NEW YORK
Slate
By Nora Caplan-Bricker
Fordham Preparatory School, a prestigious Jesuit boys’ school in the Bronx, has deemed a former student’s allegations that a teacher sexually abused him in 1984 “credible,” the New York Times reported Monday.
The assault took place shortly after graduation according to the former student, Michael Meenan, who says that he decided to spend the night at a house where he’d been celebrating with peers and awoke to find religious studies teacher Fernand Beck performing oral sex on him while he slept. Meenan says he reported the assault not long after it occurred with no apparent effect.

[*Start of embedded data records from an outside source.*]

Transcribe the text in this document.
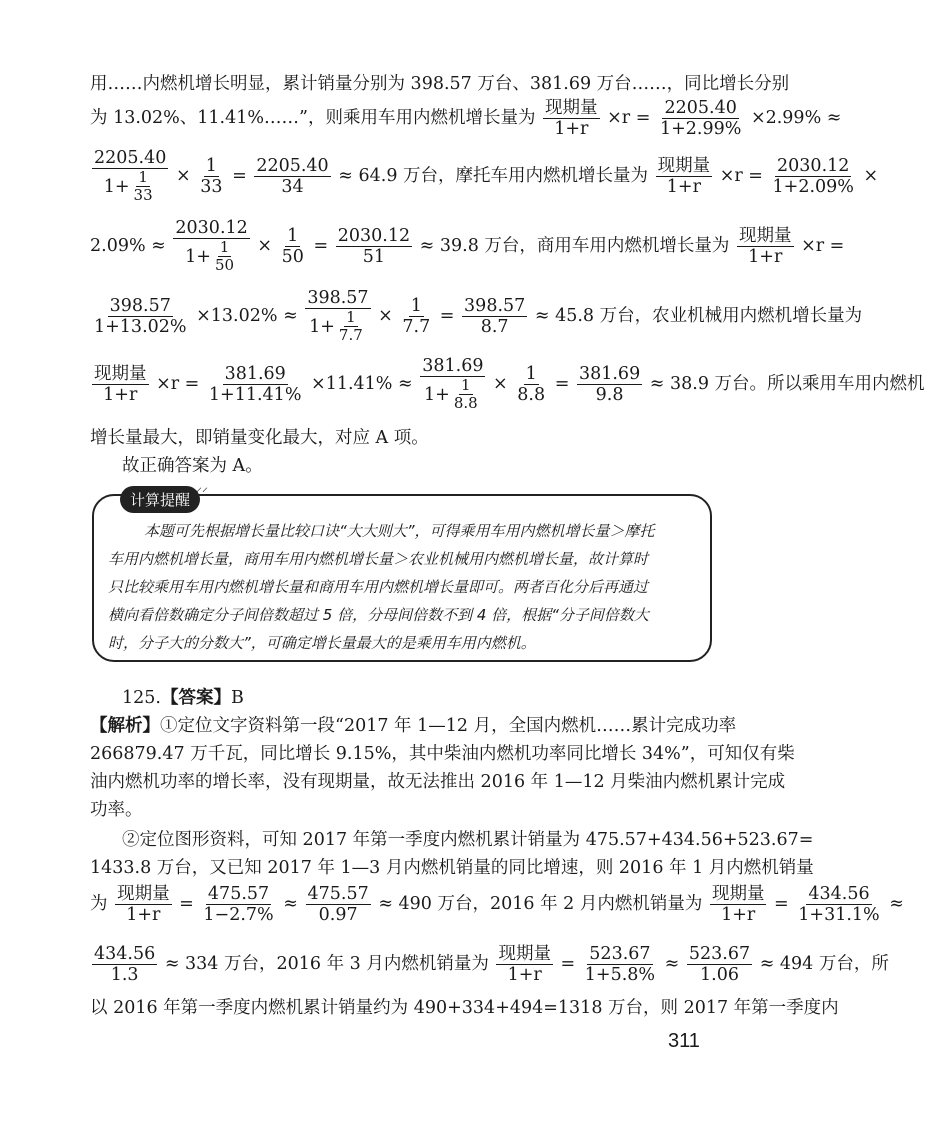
用……内燃机增长明显，累计销量分别为 398.57 万台、381.69 万台……，同比增长分别
为 13.02%、11.41%……”，则乘用车用内燃机增长量为 $\frac{\text{现期量}}{1+r} \times r = \frac{2205.40}{1+2.99\%} \times 2.99\%$ ≈
$\frac{2205.40}{1+ \frac{1}{33}} \times \frac{1}{33} = \frac{2205.40}{34} \approx 64.9$ 万台，摩托车用内燃机增长量为 $\frac{\text{现期量}}{1+r} \times r = \frac{2030.12}{1+2.09\%}$ ×
$2.09\% \approx \frac{2030.12}{1+ \frac{1}{50}} \times \frac{1}{50} = \frac{2030.12}{51} \approx 39.8$ 万台，商用车用内燃机增长量为 $\frac{\text{现期量}}{1+r} \times r$ =
$\frac{398.57}{1+13.02\%} \times 13.02\% \approx \frac{398.57}{1+ \frac{1}{7.7}} \times \frac{1}{7.7} = \frac{398.57}{8.7} \approx 45.8$ 万台，农业机械用内燃机增长量为
$\frac{\text{现期量}}{1+r} \times r = \frac{381.69}{1+11.41\%} \times 11.41\% \approx \frac{381.69}{1+ \frac{1}{8.8}} \times \frac{1}{8.8} = \frac{381.69}{9.8} \approx 38.9$ 万台。所以乘用车用内燃机
增长量最大，即销量变化最大，对应 A 项。
故正确答案为 A。
计算提醒
⸝⸝
本题可先根据增长量比较口诀“大大则大”，可得乘用车用内燃机增长量＞摩托
车用内燃机增长量，商用车用内燃机增长量＞农业机械用内燃机增长量，故计算时
只比较乘用车用内燃机增长量和商用车用内燃机增长量即可。两者百化分后再通过
横向看倍数确定分子间倍数超过 5 倍，分母间倍数不到 4 倍，根据“分子间倍数大
时，分子大的分数大”，可确定增长量最大的是乘用车用内燃机。
125.【答案】B
【解析】①定位文字资料第一段“2017 年 1—12 月，全国内燃机……累计完成功率
266879.47 万千瓦，同比增长 9.15%，其中柴油内燃机功率同比增长 34%”，可知仅有柴
油内燃机功率的增长率，没有现期量，故无法推出 2016 年 1—12 月柴油内燃机累计完成
功率。
②定位图形资料，可知 2017 年第一季度内燃机累计销量为 475.57+434.56+523.67=
1433.8 万台，又已知 2017 年 1—3 月内燃机销量的同比增速，则 2016 年 1 月内燃机销量
为 $\frac{\text{现期量}}{1+r} = \frac{475.57}{1-2.7\%} \approx \frac{475.57}{0.97} \approx 490$ 万台，2016 年 2 月内燃机销量为 $\frac{\text{现期量}}{1+r} = \frac{434.56}{1+31.1\%}$ ≈
$\frac{434.56}{1.3} \approx 334$ 万台，2016 年 3 月内燃机销量为 $\frac{\text{现期量}}{1+r} = \frac{523.67}{1+5.8\%} \approx \frac{523.67}{1.06} \approx 494$ 万台，所
以 2016 年第一季度内燃机累计销量约为 490+334+494=1318 万台，则 2017 年第一季度内
311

He was inspired to do so again, at least in part, by some of the real-life people behind the Academy Award-winning movie Spotlight—and by the conversation about sexual abuse that the movie, about the Boston Globe’s early 2000s exposé of child sexual abuse by Catholic priests, has helped create. One of Meenan’s former Fordham classmates, the actor Neal Huff, played victim’s advocate Phil Saviano in the film. Huff put Meenan in touch with the actual Mitchell Garabedian, the take-no-prisoners victims’ attorney portrayed in the movie by Stanley Tucci, and Garabedian contacted Fordham in March on Meenan’s behalf, according to the Times. Now, Fordham says Beck is no longer on its faculty, though it won’t specify whether he was fired or resigned.